Es stehen aufgereiht der Sohn und der Vater, was ungewöhnlich ist, denn normalerweise würde geschrieben: Es stehen aufgereiht der Vater und der Sohn, aber der Sohn steht vor dem Vater, und es kann doch nicht verlangt werden, dass der Sohn nicht vor sondern nach dem Vater steht, nur damit geschrieben werden kann, was normalerweise geschrieben wird: dass der Vater vor dem Sohn steht.

Demgegenüber ist einzuwenden, dass der Sohn der Nachkomme des Vaters ist, und deshalb nach dem Vater zu stehen hat. Woraus geschlossen werden kann, dass der Vater der Vorkomme des Sohnes ist und vor dem Sohn zu stehen hat. Der Vater soll also vor den Sohn kommen, damit die Dinge so sind, wie sie geschrieben werden sollen.

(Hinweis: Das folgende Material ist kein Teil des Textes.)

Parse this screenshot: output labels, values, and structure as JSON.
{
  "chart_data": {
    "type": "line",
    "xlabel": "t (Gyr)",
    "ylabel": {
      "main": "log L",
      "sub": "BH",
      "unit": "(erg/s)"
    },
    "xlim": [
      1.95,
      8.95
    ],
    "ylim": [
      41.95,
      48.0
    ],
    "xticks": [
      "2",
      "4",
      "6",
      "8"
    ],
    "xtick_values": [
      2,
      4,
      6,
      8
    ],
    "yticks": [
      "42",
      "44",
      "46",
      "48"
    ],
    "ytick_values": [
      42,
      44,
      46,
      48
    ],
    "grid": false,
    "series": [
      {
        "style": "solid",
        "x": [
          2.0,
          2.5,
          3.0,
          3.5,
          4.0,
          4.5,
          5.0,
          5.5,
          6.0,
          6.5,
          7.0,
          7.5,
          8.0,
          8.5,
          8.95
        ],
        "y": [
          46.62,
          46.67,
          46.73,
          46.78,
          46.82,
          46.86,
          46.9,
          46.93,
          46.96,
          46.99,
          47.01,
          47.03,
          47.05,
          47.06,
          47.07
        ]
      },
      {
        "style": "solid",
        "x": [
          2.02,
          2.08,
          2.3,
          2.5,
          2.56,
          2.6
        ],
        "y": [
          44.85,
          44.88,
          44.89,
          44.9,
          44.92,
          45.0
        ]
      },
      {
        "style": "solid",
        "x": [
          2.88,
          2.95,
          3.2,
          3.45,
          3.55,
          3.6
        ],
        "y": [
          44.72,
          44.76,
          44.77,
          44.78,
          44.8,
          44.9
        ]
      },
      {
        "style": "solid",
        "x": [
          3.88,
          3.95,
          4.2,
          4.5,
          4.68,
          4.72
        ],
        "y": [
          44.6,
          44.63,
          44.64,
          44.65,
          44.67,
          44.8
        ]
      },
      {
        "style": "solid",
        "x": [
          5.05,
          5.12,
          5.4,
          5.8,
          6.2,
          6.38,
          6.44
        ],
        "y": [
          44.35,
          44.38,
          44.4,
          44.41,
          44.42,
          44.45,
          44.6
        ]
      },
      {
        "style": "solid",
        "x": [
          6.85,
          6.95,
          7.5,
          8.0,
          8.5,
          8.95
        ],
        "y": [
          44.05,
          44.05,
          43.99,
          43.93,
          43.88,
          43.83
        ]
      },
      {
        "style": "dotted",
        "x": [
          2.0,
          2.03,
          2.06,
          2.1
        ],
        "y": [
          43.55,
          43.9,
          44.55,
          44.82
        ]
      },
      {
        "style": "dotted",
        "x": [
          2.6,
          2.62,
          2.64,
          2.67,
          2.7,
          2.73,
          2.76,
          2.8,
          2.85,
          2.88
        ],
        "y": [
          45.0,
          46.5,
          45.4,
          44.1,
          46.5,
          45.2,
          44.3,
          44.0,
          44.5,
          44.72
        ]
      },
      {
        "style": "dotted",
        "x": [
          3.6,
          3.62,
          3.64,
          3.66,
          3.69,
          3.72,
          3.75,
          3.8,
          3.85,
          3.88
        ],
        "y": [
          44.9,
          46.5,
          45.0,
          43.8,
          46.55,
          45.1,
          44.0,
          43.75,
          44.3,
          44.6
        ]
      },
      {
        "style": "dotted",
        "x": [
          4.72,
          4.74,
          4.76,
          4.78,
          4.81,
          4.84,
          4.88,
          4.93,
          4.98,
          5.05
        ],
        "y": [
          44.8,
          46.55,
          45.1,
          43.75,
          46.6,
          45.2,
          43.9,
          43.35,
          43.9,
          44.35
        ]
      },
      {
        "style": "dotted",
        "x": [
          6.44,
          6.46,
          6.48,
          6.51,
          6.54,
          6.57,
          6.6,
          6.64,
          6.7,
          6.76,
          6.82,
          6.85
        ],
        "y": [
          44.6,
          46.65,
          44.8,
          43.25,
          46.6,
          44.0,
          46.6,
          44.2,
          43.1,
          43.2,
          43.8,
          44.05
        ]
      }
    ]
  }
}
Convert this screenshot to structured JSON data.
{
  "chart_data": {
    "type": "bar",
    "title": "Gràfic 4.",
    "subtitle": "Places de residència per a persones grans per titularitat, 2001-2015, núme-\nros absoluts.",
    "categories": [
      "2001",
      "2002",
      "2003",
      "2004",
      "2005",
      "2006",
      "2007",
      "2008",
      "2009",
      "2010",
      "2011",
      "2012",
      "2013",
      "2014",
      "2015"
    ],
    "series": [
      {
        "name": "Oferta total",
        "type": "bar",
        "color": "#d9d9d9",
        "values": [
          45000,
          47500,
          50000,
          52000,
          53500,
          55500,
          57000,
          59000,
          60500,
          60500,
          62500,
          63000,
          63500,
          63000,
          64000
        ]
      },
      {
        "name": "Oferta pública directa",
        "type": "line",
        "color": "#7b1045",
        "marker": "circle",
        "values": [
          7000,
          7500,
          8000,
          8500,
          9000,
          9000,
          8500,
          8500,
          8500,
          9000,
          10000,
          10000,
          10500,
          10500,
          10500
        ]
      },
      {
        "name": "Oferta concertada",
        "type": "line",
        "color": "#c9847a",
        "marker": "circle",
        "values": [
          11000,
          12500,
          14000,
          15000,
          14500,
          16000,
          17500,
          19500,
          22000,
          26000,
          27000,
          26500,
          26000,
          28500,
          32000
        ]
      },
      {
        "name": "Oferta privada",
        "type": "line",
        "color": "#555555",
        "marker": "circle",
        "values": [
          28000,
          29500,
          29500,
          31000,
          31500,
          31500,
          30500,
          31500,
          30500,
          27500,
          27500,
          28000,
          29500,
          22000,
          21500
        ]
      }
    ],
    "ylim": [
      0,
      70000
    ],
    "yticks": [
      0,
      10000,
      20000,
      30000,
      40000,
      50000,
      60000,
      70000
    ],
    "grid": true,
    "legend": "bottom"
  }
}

Nun wenden manche ein, dass die Einführung des Substantivs Komme in diesem Kontext irreführend sei, sei es als Vor- oder Nachkomme. Was ist denn ein Komme? Einer der kommt. Einer der Anwesenden versteht irrtümlich: Einer der kämmt, holt daraufhin reflexartig seinen Kamm aus der Tasche und beginnt sich zu kämmen, was irritiert, aber von der Diskussion nicht in dem Maß ablenkt, dass sie nicht fortgesetzt werden kann.

Das Substantiv Komme kommt also vom Verb kommen, und einer meint, dass kommen nicht stehen bedeute, er erntet mit dieser Aussage sowohl Zustimmung als auch fragende Blicke, weshalb er weiter ausführt, dass es egal sei, ob der Vorkomme vor oder nach dem Nachkommen stehe und umgekehrt, denn ein Komme, so er als solcher bezeichnet wird, kann nicht stehen, sondern nur kommen. Kann also ein Vorkomme nur vorkommen und keinesfalls nachkommen und ein Nachkomme nur nachkommen und keinesfalls vorkommen? lautet die Anschlussfrage des Vortragenden, die er sich selbst bejaht und daraufhin konkludiert: Der von uns verlangte Vorgang, dass der Vater als Vorkomme vorkommt, ist ein zwingender Vorgang, damit der Vater als Vorkomme bezeichnet werden kann.

Es setzt zustimmendes Geraune ein, aus dem eine leichte Genervtheit herauszuhören ist, doch der Vortragende, der seine Stimme zum Vortrag erhoben hat, senkt sie nicht, sondern lässt sie oben und fragt: Sollte der Vater als Vorkomme nicht vorkommen sondern nach dem nachkommenden Sohn bleiben – ist das ein besonderes Vorkommnis? Oder ist ein Vorkommnis immer besonders und es gibt keine normalen Vorkommnisse?

Das Potor des Notors

Als Mittelfeldmotor bezeichnet man im Fußball einen Spieler, der aus der Mitte des Feldes das Spiel nach vorne treibt, die Laufwege seiner Mitspieler erkennt und sie mit Pässen versorgt, die für Torgefahr sorgen. Im modernen Fußball, der von Trainern wie Pep Guardiola geprägt wurde, besteht eine Mannschaft aus elf Motoren, die von überall auf dem Feld das Spiel antreiben, den Ball in Zirkulation halten und so den Gegner unwichtig machen, denn wenn der Gegner den Ball nicht hat, kann er dem dynamischen Treiben nur hechelnd zuschauen.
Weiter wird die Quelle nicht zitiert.